Hill High School(s) Redefine Fame

Allan Appel Photo

2022 Hall of Famer Shirley Neighbors (right) pins 2024 inductee Charles Williams for a half century of service to New Haven's public schools.

First there was a worm. Then we did a lamb’s heart, and then a cat. I’ll never forget how I found a bird in the cat’s belly.”

That’s right. We dissected everything.”

And, by the way, I want to tell you I just got my PhD.”

That was the catch-up of great news and affectionate student-teacher memory shared by long-time Lee and Career High School biology, anatomy, and chemistry teacher Shirley Neighbors and her student Arelious Heggie; they hadn’t seen each other in more than 20 years.

Saturday morning on the sunlit porch of Anthony’s Ocean View eatery in Morris Cove, it was one of many similar emotional conversations unfolding as more than 300 people gathered for the Lee-Career Alumni Associations third Hall of Fame induction ceremonies.

On hand were students, the most venerable now in their 70s, along with teachers, administrators, coaches, and other staff from Lee High School, which stood on the site of today’s Yale School of Nursing in the Hill from 1968 to 1986; and then was supplanted by today’s Career High, into which most of the staff and students moved.

Through a process of public nominations, review by a research committee, and then public voting on a slate of finalists, 15 inductees were celebrated.

Hall of Fame founder Pamela Monk Kelley and 2024 inductee Paul Hollywood Henderson.

The inductees range this year from professional educators like the current Hamden Superintendent of Schools Gary Highsmith (Lee 83) to Pulitzer Prize-winning financial writer David Wessel (Lee 72) to attorney and national legal educator Jeanette Manning (Career 92) to Geary Claxton (Career 04), the school’s all-time basketball leader in points, rebounds, and blocked shots.

If you notice something unusual here, it’s that the Lee-Career Hall of Fame is unique in New Haven and likely far beyond, in that it celebrates not only athletics but also humanitarian, lifetime, and professional achievement across the whole spectrum of life, and community service.

And you don’t even have to be an alum to be considered. Faculty and staff are also eligible, such as another of this year’s inductees, long-time educator and current New Haven Board of Education secretary Dr. Edward Joyner.

He recalled that his first paid teaching job was elucidating United States history — the real history, he pointed out to a reporter, including slavery, the good, bad, and the ugly — in the exciting and heady years of the late 1960s when Lee High first opened its doors.
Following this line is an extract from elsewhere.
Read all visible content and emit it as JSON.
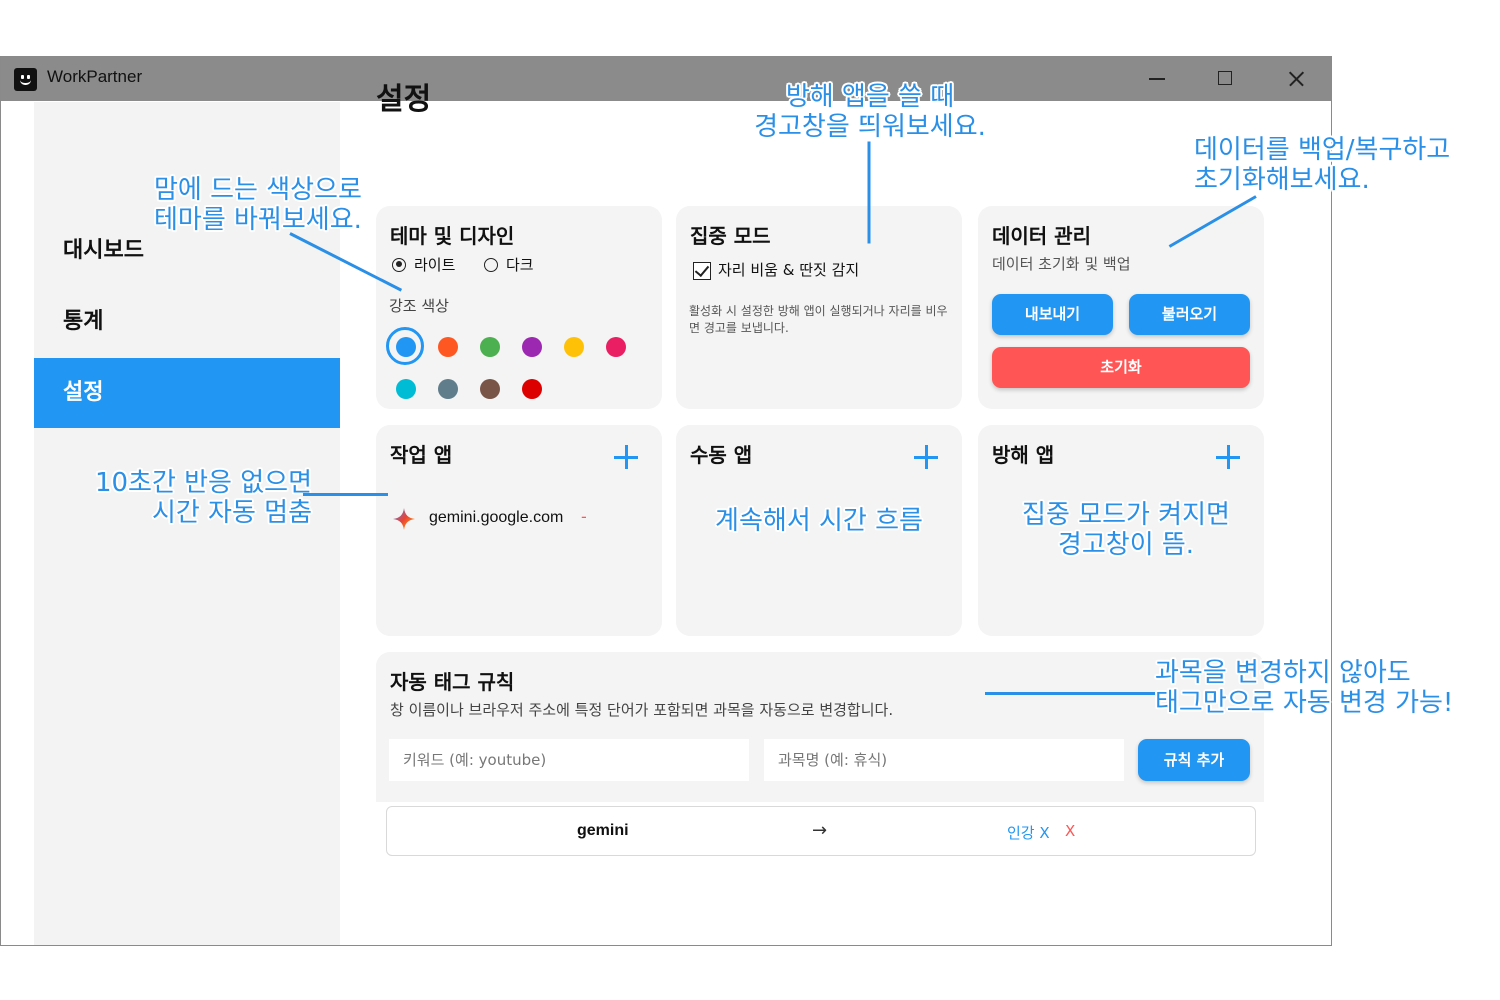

Under the motivational leadership of Lee’s first principal Dr. Robert Schreck, the atmosphere, Joyner recalled, was like a real E pluribus unum” with a real unum, meaning that all the different ethnic and racial groups, comprising some 1,600 students divided into four houses,” who flocked to the school also shared in a strong common sense of school and community, where both athletics and academics thrived.
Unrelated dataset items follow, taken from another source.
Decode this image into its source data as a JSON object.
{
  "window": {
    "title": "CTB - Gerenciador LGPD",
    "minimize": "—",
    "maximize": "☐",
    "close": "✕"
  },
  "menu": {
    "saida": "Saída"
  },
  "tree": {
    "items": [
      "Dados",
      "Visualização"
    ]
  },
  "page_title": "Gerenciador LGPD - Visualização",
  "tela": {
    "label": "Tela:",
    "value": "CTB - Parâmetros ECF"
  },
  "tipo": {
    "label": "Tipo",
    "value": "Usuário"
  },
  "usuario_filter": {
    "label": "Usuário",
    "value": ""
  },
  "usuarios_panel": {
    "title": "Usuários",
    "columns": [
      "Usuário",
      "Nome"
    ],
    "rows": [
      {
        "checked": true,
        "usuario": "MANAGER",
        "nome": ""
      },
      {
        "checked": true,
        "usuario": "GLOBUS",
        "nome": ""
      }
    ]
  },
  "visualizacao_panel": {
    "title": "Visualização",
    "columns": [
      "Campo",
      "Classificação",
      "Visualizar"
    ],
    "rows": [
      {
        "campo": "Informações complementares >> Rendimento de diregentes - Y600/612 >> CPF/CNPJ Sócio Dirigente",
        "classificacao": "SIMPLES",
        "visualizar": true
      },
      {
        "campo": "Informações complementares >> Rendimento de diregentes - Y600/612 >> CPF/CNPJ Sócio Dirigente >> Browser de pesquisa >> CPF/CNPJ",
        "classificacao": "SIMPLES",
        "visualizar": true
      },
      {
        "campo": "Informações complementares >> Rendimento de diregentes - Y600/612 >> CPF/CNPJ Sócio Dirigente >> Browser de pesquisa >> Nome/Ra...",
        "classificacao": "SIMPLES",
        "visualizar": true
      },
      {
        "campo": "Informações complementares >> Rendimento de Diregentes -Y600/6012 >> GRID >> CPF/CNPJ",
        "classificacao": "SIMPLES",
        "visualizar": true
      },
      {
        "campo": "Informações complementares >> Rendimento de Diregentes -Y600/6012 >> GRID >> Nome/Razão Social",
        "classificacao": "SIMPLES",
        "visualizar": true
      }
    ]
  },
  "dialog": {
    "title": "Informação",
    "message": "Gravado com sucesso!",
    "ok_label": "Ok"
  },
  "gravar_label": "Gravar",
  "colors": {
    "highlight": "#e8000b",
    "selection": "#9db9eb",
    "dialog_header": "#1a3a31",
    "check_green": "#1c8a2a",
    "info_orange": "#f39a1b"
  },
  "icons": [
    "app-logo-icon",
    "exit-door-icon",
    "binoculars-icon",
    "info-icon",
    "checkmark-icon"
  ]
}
It was like a renaissance of history teaching,” Joyner recalled, suggesting also that while the pluribus” is alive and well today in the city schools (and everywhere) there’s a serious deficit of unum,” the sense of community, caring, and family that was unique to Lee High, he said, especially in its tumultuous first decade.
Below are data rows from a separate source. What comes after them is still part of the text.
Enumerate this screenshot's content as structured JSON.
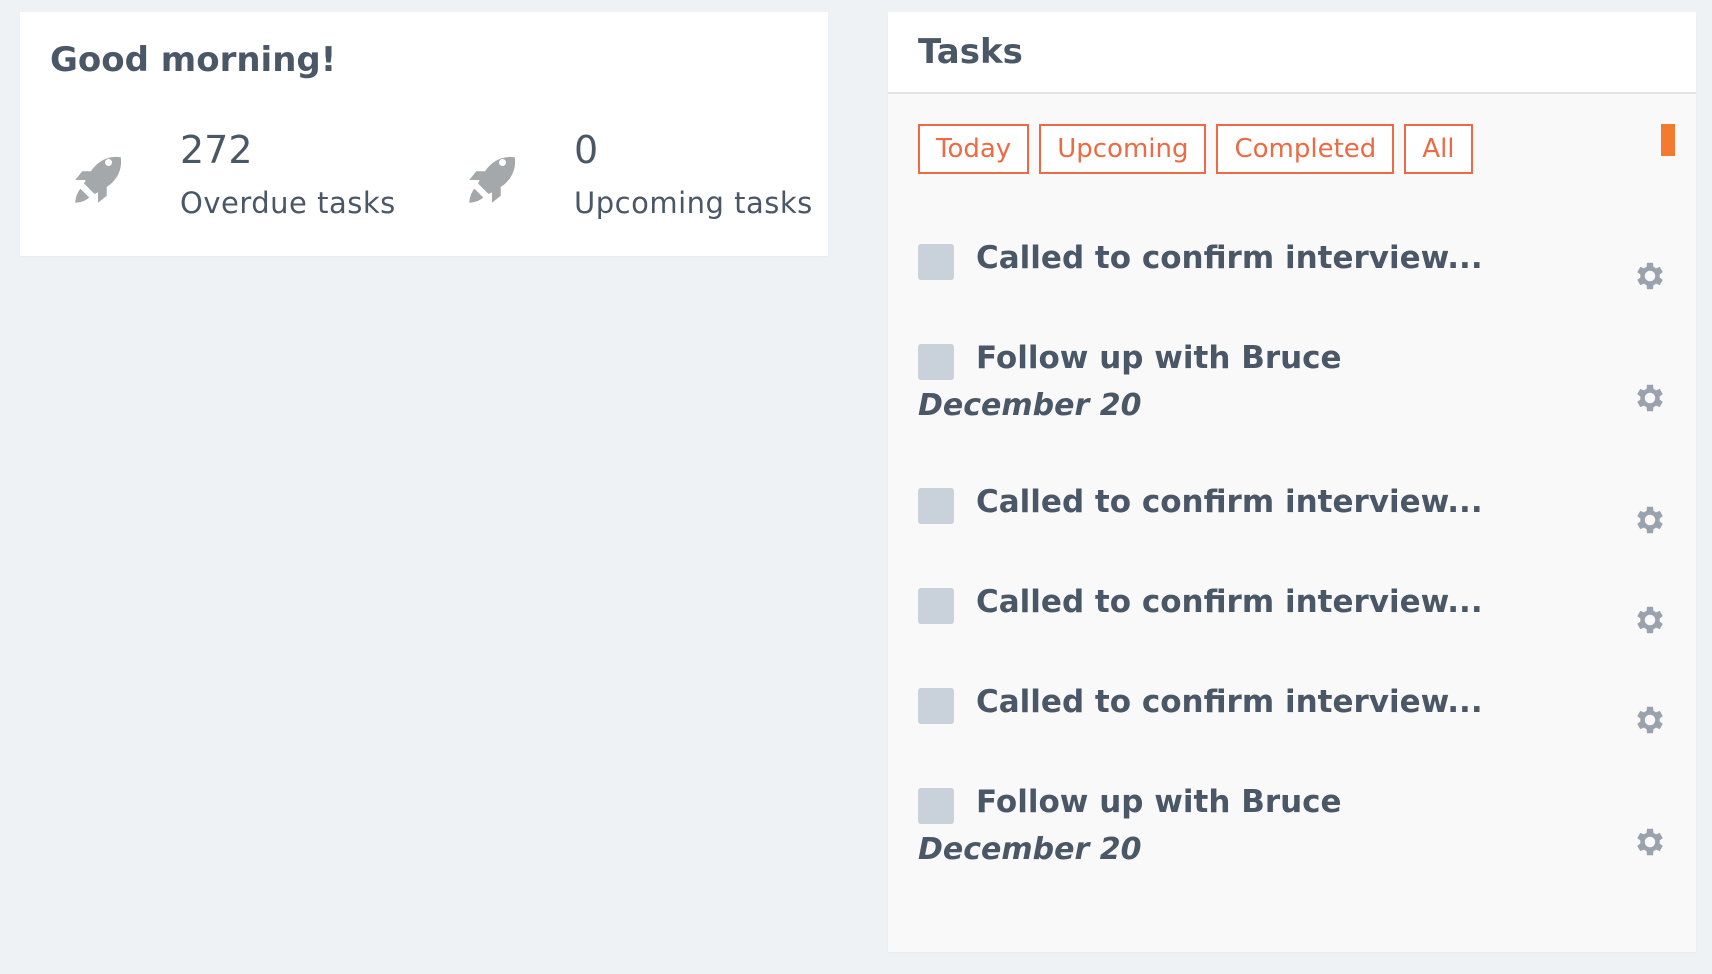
{
  "welcome": {
    "greeting": "Good morning!",
    "stats": [
      {
        "value": "272",
        "label": "Overdue tasks",
        "icon": "rocket-icon"
      },
      {
        "value": "0",
        "label": "Upcoming tasks",
        "icon": "rocket-icon"
      }
    ]
  },
  "tasks": {
    "title": "Tasks",
    "filters": [
      "Today",
      "Upcoming",
      "Completed",
      "All"
    ],
    "accent_color": "#ec6b45",
    "items": [
      {
        "title": "Called to confirm interview...",
        "date": ""
      },
      {
        "title": "Follow up with Bruce",
        "date": "December 20"
      },
      {
        "title": "Called to confirm interview...",
        "date": ""
      },
      {
        "title": "Called to confirm interview...",
        "date": ""
      },
      {
        "title": "Called to confirm interview...",
        "date": ""
      },
      {
        "title": "Follow up with Bruce",
        "date": "December 20"
      }
    ]
  }
}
The Hall of Fame is the brainchild of Dr. Pamela Monk Kelley, who is an alum (Lee 73), a former teacher at Lee, and still on the faculty of the New Haven Public Schools.

Her memories of Lee are close to storybook: She met her future husband, Larry Kelley, there. They were 14 and 15 years old. He was a basketball star and she became head cheerleader. 

She also recalled that the creation of Lee High was, in part, a response to the race riots of the late 1960s and an attempt to create an inner-city school that was also an all-city school, one that was so familial that parents were welcome in the classroom; a place where kids from the whole of the Elm City flocked.

And they did.

You got two educations for the price of one,” recalled another of the organizers of the event, Stu Katz (Lee 79), who has had a long career as a TV producer.

You got the science and the history,” he said, but you also got exposure to an environment where everyone is not the same. That’s a great benefit of New Haven Public Schools,” he said, and that ability — to interact with all kind of people who don’t look like yourself — was a huge plus for him in his career, he reported.

Less grand but equally affecting memories also percolated enthusiastically among the attendees. 

For example, Jan Wolf Braunstein (Lee 71) remembered the pleasures of being on the tennis team, playing in the band, being an officer of her junior class.

Peter Evans, a long time boys basketball coach at the schools, recalled the 1976 season when Lee went all the way to the Connecticut state championship and prevailed. And this in the face of two other city perennial basketball powerhouses, Wilbur Cross and James Hillhouse high schools.

How did that happen? a reporter asked. Not to de-emphasize the importance of coaching, but did you have a super star?

Student and teacher after 20 years: Shirley Neighbors and Arelious Heggie.

It turns out Lee did: Sly Williams (Lee 76), who went on to spend several seasons with the New York Knicks.

Williams was inducted into the Lee-Career Hall of Fame in 2022.